“I feel Art gave his life the other night” (Maine)
Feb 2, 2011
Editor’s note: As many of our readers know, a week ago Art Lindgren suffered a major heart attack while presenting at a board meeting of the Fox Islands Electric Cooperative (Vinalhaven, Maine). Bystanders revived him and he was airlifted to a mainland hospital.
Art is home now and his heart is recovering. So writes Cheryl, his wife.
Nevertheless, the stress and heartache ominously remain. Though discharged from the hospital, Art is not recovering from the cause of his misery: the Wind Turbine Syndrome that has, in Cheryl’s words, destroyed their lives.
That remains, 24/7. “‘You can feel the pressure on your chest,’ said Lindgren’s wife, Cheryl, as she thumped a hand against her body.” Which means, of course, Art’s heart remains a ticking time bomb.
Art & Cheryl undoubtedly know it’s just a matter of time.
We dedicate this posting to George Baker, CEO of Fox Islands Wind—the developer behind the turbines tormenting the Lindgrens. We dedicate it with the hope Mr. Baker and his colleagues will weigh carefully the pleas of neighbors like the Lindgrens and Wylies and others.
Thanks so much for your concern. We are home. Art’s chest is very sore from the compressions that saved his life, bruised from the angioplasty that cleared out yet another clogged vein/artery but incredibly grateful to feel anything.
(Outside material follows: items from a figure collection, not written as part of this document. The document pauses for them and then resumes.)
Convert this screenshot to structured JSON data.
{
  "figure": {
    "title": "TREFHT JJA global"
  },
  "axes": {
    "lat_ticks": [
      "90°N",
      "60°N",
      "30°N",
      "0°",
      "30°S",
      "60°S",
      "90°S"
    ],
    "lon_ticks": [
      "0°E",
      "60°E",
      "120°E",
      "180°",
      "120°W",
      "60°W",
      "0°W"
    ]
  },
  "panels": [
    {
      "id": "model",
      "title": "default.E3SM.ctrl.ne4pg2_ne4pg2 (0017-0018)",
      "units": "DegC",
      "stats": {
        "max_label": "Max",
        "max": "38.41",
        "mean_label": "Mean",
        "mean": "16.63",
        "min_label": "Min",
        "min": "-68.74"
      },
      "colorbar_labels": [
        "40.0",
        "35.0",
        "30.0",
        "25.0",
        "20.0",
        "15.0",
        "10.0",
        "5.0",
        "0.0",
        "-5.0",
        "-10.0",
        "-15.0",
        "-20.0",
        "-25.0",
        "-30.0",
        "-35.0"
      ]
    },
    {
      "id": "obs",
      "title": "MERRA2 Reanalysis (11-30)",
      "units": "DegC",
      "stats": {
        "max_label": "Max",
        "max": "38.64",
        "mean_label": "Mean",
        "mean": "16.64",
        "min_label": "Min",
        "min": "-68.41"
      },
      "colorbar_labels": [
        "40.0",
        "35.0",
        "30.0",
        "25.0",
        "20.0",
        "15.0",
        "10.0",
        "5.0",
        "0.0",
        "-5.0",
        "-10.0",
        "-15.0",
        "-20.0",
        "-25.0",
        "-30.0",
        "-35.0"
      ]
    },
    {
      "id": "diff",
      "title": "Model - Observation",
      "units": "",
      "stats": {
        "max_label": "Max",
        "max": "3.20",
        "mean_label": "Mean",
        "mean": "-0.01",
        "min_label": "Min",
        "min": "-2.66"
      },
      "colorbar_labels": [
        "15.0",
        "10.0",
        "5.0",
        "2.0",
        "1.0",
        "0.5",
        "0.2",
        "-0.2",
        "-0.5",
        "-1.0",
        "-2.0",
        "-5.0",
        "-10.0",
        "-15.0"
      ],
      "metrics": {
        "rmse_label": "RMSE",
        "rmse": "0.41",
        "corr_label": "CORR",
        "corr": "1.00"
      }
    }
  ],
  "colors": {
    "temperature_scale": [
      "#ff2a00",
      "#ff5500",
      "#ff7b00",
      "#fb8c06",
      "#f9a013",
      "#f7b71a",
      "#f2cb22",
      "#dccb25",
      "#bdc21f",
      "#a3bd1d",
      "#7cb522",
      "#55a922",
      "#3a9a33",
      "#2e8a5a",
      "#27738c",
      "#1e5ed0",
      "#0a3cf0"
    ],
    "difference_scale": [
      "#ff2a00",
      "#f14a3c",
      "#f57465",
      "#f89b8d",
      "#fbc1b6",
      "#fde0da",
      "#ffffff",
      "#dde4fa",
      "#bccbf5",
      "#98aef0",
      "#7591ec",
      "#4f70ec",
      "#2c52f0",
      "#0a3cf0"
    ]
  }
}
I am, today, finally breaking down, searching for the next step. While we were in the hospital we heard that another neighbor, a woman in her late seventies (who has been battling heart problems and, although she supports us and was part of the Nissenbaum study, has not been active in the group to avoid stress) was flown off the island with spiking blood pressure issues.
There are others living under the turbines that have heart problems.
Now, I know there are people saying that Art had heart problems to begin with, but we moved here in 2000 to begin a new life—a recuperation after Art was put on disability from his company.
For nine years we built our house, slowly (still happening), and our quality of life grew and grew.
After fifteen months of life under the turbines everything has been destroyed.
I feel that Art gave his life the other night. He died for these issues, for trying to bring light to the truth. It was luck and grace that the efforts to bring him back were successful.
How many other people are suffering silently? How long will it take for the right “agencies” to see what is happening? Why are we being treated like lab rats?
I’m sorry if it appears I’m rambling or venting; I hope you understand. I just wanted to say thanks for all your efforts.